# SE II



## Shaker-PE (Mar 7, 2009)

For part d, column size determination.... I'm guessing they chose 0.7 for a k value? Top fixed and bottom pinned with L of 14.5 feet, maybe. Would anyone else be able to determine from the diagram that k actually equals 0.7? I'm confused.

I think there's other errors in that part, but I'm not sure I'd use 0.7 to determine a column size. I guess I'd use 1.0


----------



## McEngr (Mar 9, 2009)

Shaker-PE said:


> For part d, column size determination.... I'm guessing they chose 0.7 for a k value? Top fixed and bottom pinned with L of 14.5 feet, maybe. Would anyone else be able to determine from the diagram that k actually equals 0.7? I'm confused.
> I think there's other errors in that part, but I'm not sure I'd use 0.7 to determine a column size. I guess I'd use 1.0


Shaker, do work in the telecommunications sector of structural engineering? I'll see about answering your question at lunch.


----------



## Shaker-PE (Mar 9, 2009)

-yeah, cell towers and rooftop sites... they're everywhere.

i haven't looked at that problem lately, i just moved on to other things that i could decipher.

the ncees problem manual doesn't go into too much depth about explanation.

however i think a problem like this one will likely be on the test.


----------



## ARLORD (Mar 11, 2009)

Shaker-PE said:


> For part d, column size determination.... I'm guessing they chose 0.7 for a k value?

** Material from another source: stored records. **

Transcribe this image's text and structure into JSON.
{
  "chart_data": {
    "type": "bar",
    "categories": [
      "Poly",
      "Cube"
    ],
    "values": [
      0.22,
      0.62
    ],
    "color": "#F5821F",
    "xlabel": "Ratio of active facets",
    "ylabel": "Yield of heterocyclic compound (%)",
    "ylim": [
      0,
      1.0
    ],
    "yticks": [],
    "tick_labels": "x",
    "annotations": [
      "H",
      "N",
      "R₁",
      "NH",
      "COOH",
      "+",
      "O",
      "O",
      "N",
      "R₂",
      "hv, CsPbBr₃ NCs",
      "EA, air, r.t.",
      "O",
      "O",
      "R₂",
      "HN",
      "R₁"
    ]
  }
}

Top fixed and bottom pinned with L of 14.5 feet, maybe. Would anyone else be able to determine from the diagram that k actually equals 0.7? I'm confused.
> I think there's other errors in that part, but I'm not sure I'd use 0.7 to determine a column size. I guess I'd use 1.0



Yes, k=1, braced both directions. See the errata, however, they changed everything:

http://www.ncees.org/exams/study_materials...l_II_errata.pdf


----------



## Shaker-PE (Mar 12, 2009)

ARLORD said:


> Yes, k=1, braced both directions. See the errata, however, they changed everything:
> http://www.ncees.org/exams/study_materials...l_II_errata.pdf



Ahh, yes, k = 1 for sure. Embarrassing mistake, I was in the ASD column of Table 4-4 not the LRFD one.

The sample test has a few mistakes and it's hard to know which parts to trust sometimes.

But thanks for the reassurance, I appreciate it.


----------



## ARLORD (Mar 12, 2009)

Shaker-PE said:


> Ahh, yes, k = 1 for sure. Embarrassing mistake, I was in the ASD column of Table 4-4 not the LRFD one.
> The sample test has a few mistakes and it's hard to know which parts to trust sometimes.
> 
> But thanks for the reassurance, I appreciate it.


Yes, there are a lot of errors in some of the reference materials. I would focus more on the method and less on the numbers, however finding their mistakes is good practice.


----------



## MOOK (Mar 22, 2009)

What about problem 460?? I did not find any errata for it. I feel there are many errors in the solution.


----------